Dr. John D’Angelo, chief medical officer and chairman of emergency medicine for Trinitas Regional Medical Center in Elizabeth, remembers the toughest time for battling COVID-19.
And the treatment option that has made all the difference.
At the height of the pandemic, in March and April 2020, the hospital was at full capacity and treating approximately 200 COVID patients, D’Angelo said.
“It was the most difficult thing that any of us had ever witnessed,” he said.
At that time, there was little that Trinitas could do for non-hospitalized patients.
“We really had no therapeutic options unless you were admitted to the hospital,” D’Angelo said.
The hospital received some assistance last fall, just in time for a second surge in COVID cases, after the U.S Food and Drug Administration granted an Emergency Use Authorization for monoclonal antibody infusion, one of the most advanced therapeutics available to combat the virus.
Monoclonal antibodies are laboratory-produced proteins derived from patients who have recovered from the virus. The antibodies are then given to eligible patients, those who are at risk of serious illness but do not meet hospital admission criteria, via an intravenous infusion.
Former President Donald Trump, and most recently, Texas Gov. Greg Abbott are among the most well-known recipients of such treatment.

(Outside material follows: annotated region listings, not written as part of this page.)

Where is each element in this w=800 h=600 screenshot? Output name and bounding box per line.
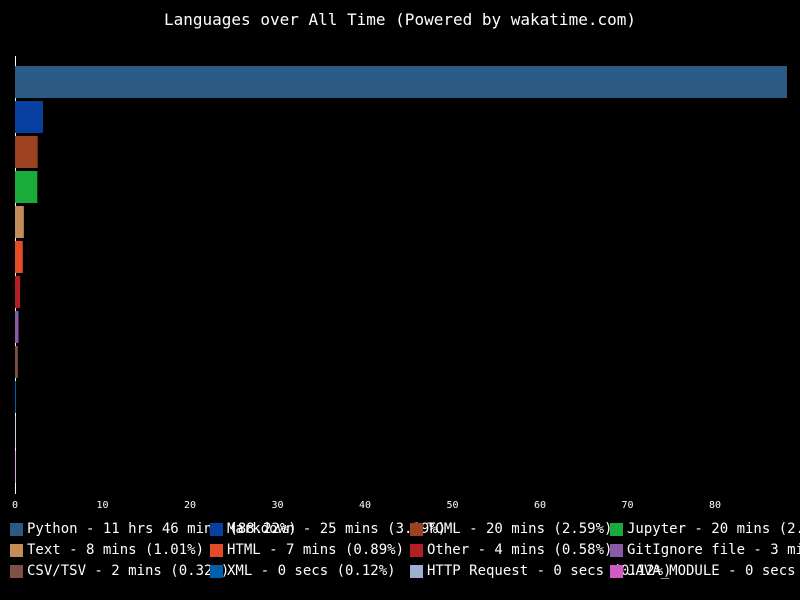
legend-swatch (210, 544, 223, 557)
bars-group (15, 66, 787, 483)
bar-6 (15, 276, 21, 308)
plot-area: 0 10 20 30 40 50 60 70 80 (12, 56, 787, 511)
legend-swatch (610, 523, 623, 536)
legend-swatch (10, 523, 23, 536)
x-tick-label: 0 (12, 500, 18, 511)
legend-label: Text - 8 mins (1.01%) (27, 542, 205, 558)
x-tick-label: 50 (446, 500, 458, 511)
legend-swatch (610, 565, 623, 578)
legend-label: HTML - 7 mins (0.89%) (227, 542, 405, 558)
bar-11 (15, 451, 16, 483)
x-tick-label: 30 (271, 500, 283, 511)
legend-label: TOML - 20 mins (2.59%) (427, 521, 613, 537)
legend-swatch (10, 544, 23, 557)
x-tick-label: 60 (534, 500, 546, 511)
x-tick-label: 40 (359, 500, 371, 511)
legend-label: JAVA_MODULE - 0 secs ( (627, 563, 800, 579)
bar-4 (15, 206, 24, 238)
legend-label: XML - 0 secs (0.12%) (227, 563, 396, 579)
bar-9 (15, 381, 17, 413)
bar-7 (15, 311, 19, 343)
legend-swatch (410, 565, 423, 578)
bar-10 (15, 416, 16, 448)
legend-label: Other - 4 mins (0.58%) (427, 542, 613, 558)
x-tick-label: 70 (621, 500, 633, 511)
legend-swatch (410, 544, 423, 557)
legend-swatch (610, 544, 623, 557)
legend: Python - 11 hrs 46 mins (88.22%) Markdown… (10, 520, 800, 600)
legend-swatch (410, 523, 423, 536)
bar-3 (15, 171, 38, 203)
legend-swatch (10, 565, 23, 578)
bar-1 (15, 101, 43, 133)
x-tick-label: 20 (184, 500, 196, 511)
x-tick-labels: 0 10 20 30 40 50 60 70 80 (12, 500, 721, 511)
legend-swatch (210, 565, 223, 578)
legend-swatch (210, 523, 223, 536)
x-tick-label: 10 (96, 500, 108, 511)
legend-label: Jupyter - 20 mins (2.5 (627, 521, 800, 537)
bar-5 (15, 241, 23, 273)
legend-label: CSV/TSV - 2 mins (0.32%) (27, 563, 230, 579)
bar-2 (15, 136, 38, 168)
bar-8 (15, 346, 18, 378)
x-tick-label: 80 (709, 500, 721, 511)
bar-0 (15, 66, 787, 98)
legend-label: GitIgnore file - 3 min (627, 542, 800, 558)
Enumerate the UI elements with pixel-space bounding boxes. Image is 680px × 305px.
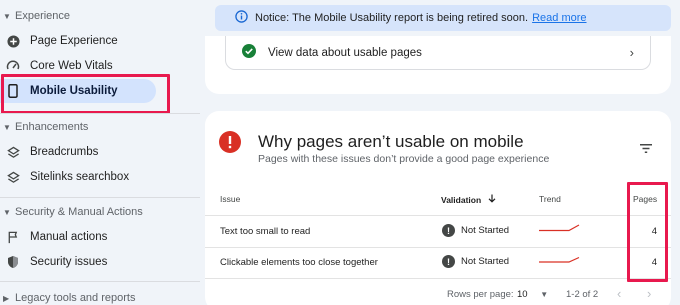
issues-subtitle: Pages with these issues don’t provide a … — [258, 153, 550, 165]
exclamation-icon: ! — [442, 255, 455, 268]
section-header-experience[interactable]: ▼ Experience — [0, 6, 70, 26]
divider — [0, 197, 200, 198]
column-header-label: Validation — [441, 195, 482, 205]
column-header-trend: Trend — [539, 194, 561, 204]
row-divider — [205, 247, 671, 248]
notice-banner: Notice: The Mobile Usability report is b… — [215, 5, 671, 31]
trend-sparkline — [539, 224, 580, 232]
shield-icon — [6, 255, 20, 269]
flag-icon — [6, 230, 20, 244]
sidebar-item-security-issues[interactable]: Security issues — [0, 250, 156, 274]
caret-down-icon: ▼ — [3, 122, 11, 132]
rows-per-page-label: Rows per page: — [447, 289, 514, 300]
rows-per-page-value: 10 — [517, 289, 528, 300]
issue-name: Text too small to read — [220, 226, 311, 237]
section-title: Legacy tools and reports — [15, 292, 136, 304]
caret-down-icon: ▼ — [3, 11, 11, 21]
row-divider — [205, 215, 671, 216]
sidebar-item-page-experience[interactable]: Page Experience — [0, 29, 156, 53]
column-header-pages[interactable]: Pages — [633, 194, 657, 204]
sidebar-item-label: Manual actions — [30, 231, 108, 243]
section-title: Enhancements — [15, 121, 89, 133]
layers-icon — [6, 145, 20, 159]
validation-label: Not Started — [461, 225, 510, 236]
validation-label: Not Started — [461, 256, 510, 267]
column-header-issue[interactable]: Issue — [220, 194, 240, 204]
sidebar-item-manual-actions[interactable]: Manual actions — [0, 225, 156, 249]
prev-page-button[interactable]: ‹ — [617, 286, 621, 301]
section-header-legacy[interactable]: ▶ Legacy tools and reports — [0, 288, 135, 305]
sidebar-item-label: Breadcrumbs — [30, 146, 99, 158]
error-icon — [219, 131, 241, 158]
pages-count: 4 — [651, 226, 657, 237]
issues-title: Why pages aren’t usable on mobile — [258, 132, 524, 151]
issues-card: Why pages aren’t usable on mobile Pages … — [205, 111, 671, 305]
phone-icon — [6, 84, 20, 98]
caret-right-icon: ▶ — [3, 293, 10, 303]
issue-name: Clickable elements too close together — [220, 257, 378, 268]
section-header-security[interactable]: ▼ Security & Manual Actions — [0, 202, 143, 222]
sidebar-item-breadcrumbs[interactable]: Breadcrumbs — [0, 140, 156, 164]
sidebar: ▼ Experience Page Experience Core Web Vi… — [0, 0, 200, 305]
sidebar-item-label: Mobile Usability — [30, 85, 118, 97]
divider — [0, 281, 200, 282]
chevron-right-icon: › — [629, 45, 634, 60]
rows-per-page-select[interactable]: 10 ▼ — [517, 289, 548, 300]
pages-count: 4 — [651, 257, 657, 268]
pagination-range: 1-2 of 2 — [566, 289, 599, 300]
notice-text: Notice: The Mobile Usability report is b… — [255, 12, 529, 24]
sidebar-item-label: Security issues — [30, 256, 108, 268]
next-page-button[interactable]: › — [647, 286, 651, 301]
view-usable-pages-link[interactable]: View data about usable pages › — [225, 36, 651, 70]
sidebar-item-mobile-usability[interactable]: Mobile Usability — [0, 79, 156, 103]
validation-status: ! Not Started — [442, 224, 509, 237]
row-divider — [205, 278, 671, 279]
read-more-link[interactable]: Read more — [532, 12, 586, 24]
dropdown-arrow-icon: ▼ — [540, 290, 549, 299]
section-title: Experience — [15, 10, 71, 22]
sidebar-item-core-web-vitals[interactable]: Core Web Vitals — [0, 54, 156, 78]
plus-circle-icon — [6, 34, 20, 48]
divider — [0, 113, 200, 114]
sidebar-item-sitelinks-searchbox[interactable]: Sitelinks searchbox — [0, 165, 156, 189]
gauge-icon — [6, 59, 20, 73]
layers-icon — [6, 170, 20, 184]
arrow-down-icon — [488, 194, 496, 205]
sidebar-item-label: Sitelinks searchbox — [30, 171, 130, 183]
column-header-validation[interactable]: Validation — [441, 194, 496, 205]
exclamation-icon: ! — [442, 224, 455, 237]
check-circle-icon — [242, 44, 256, 61]
sidebar-item-label: Page Experience — [30, 35, 118, 47]
sidebar-item-label: Core Web Vitals — [30, 60, 113, 72]
trend-sparkline — [539, 256, 580, 263]
section-title: Security & Manual Actions — [15, 206, 143, 218]
usable-link-label: View data about usable pages — [268, 46, 422, 59]
section-header-enhancements[interactable]: ▼ Enhancements — [0, 117, 88, 137]
caret-down-icon: ▼ — [3, 207, 11, 217]
usable-pages-card: View data about usable pages › — [205, 36, 671, 94]
info-icon — [235, 10, 248, 26]
validation-status: ! Not Started — [442, 255, 509, 268]
filter-icon[interactable] — [640, 140, 652, 158]
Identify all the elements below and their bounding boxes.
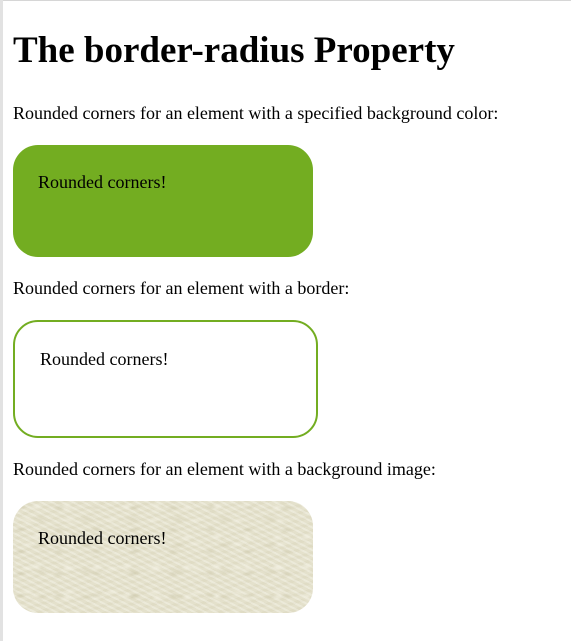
- rounded-box-text: Rounded corners!: [38, 172, 167, 192]
- rounded-box-border: Rounded corners!: [13, 320, 318, 438]
- rounded-box-background-image: Rounded corners!: [13, 501, 313, 613]
- window-top-border: [0, 0, 571, 1]
- window-left-border: [0, 0, 3, 641]
- rounded-box-text: Rounded corners!: [38, 528, 167, 548]
- section-description-background-color: Rounded corners for an element with a sp…: [13, 103, 499, 123]
- section-description-background-image: Rounded corners for an element with a ba…: [13, 459, 436, 479]
- rounded-box-background-color: Rounded corners!: [13, 145, 313, 257]
- rounded-box-text: Rounded corners!: [40, 349, 169, 369]
- section-description-border: Rounded corners for an element with a bo…: [13, 278, 350, 298]
- page-title: The border-radius Property: [13, 30, 455, 71]
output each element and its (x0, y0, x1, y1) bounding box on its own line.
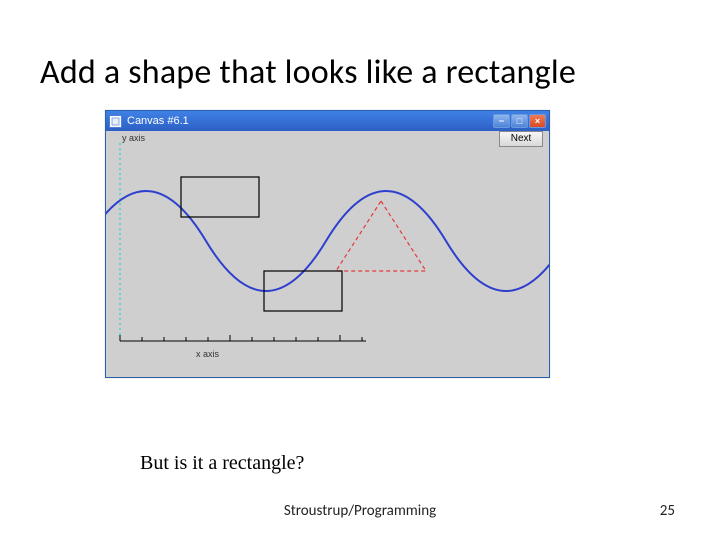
rectangle-shape-2 (264, 271, 342, 311)
rectangle-shape-1 (181, 177, 259, 217)
page-number: 25 (660, 502, 675, 520)
plot-svg (106, 131, 549, 377)
minimize-button[interactable]: − (493, 114, 510, 128)
window-title: Canvas #6.1 (127, 115, 493, 127)
maximize-button[interactable]: □ (511, 114, 528, 128)
slide-title: Add a shape that looks like a rectangle (40, 52, 576, 93)
plot-area: y axis x axis (106, 131, 549, 377)
system-menu-icon[interactable] (109, 115, 122, 128)
slide: Add a shape that looks like a rectangle … (0, 0, 720, 540)
window-titlebar[interactable]: Canvas #6.1 − □ × (106, 111, 549, 131)
sine-curve (106, 191, 549, 291)
canvas-window: Canvas #6.1 − □ × Next y axis x axis (105, 110, 550, 378)
x-axis-ticks (120, 335, 362, 341)
window-controls: − □ × (493, 114, 546, 128)
footer-text: Stroustrup/Programming (0, 502, 720, 520)
close-button[interactable]: × (529, 114, 546, 128)
caption-text: But is it a rectangle? (140, 452, 304, 475)
triangle-shape (336, 201, 426, 271)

It has largely been underutilized throughout the pandemic, as it is a labor-intensive option that requires being in a clinical setting.
Trinitas began offering the treatment in December 2020. D’Angelo said the therapy has been helping to keep COVID patients out of the hospital.
Since it began offering the monoclonal antibody infusions in December, 87.5% of those treated have avoided hospitalization, and 12.5% have returned to then be discharged a few days later. There have been zero deaths among those treated, according to Trinitas.
Trinitas has seen the most benefit in patients who are obese and over the age of 65, and early evaluation is key, D’Angelo said. He also is quick to point out that there is no substitution for prevention.
“The majority of patients who are being admitted to the hospital are the unvaccinated,” D’Angelo said. “The vaccines work. They are holding up, and that’s the real takeaway.”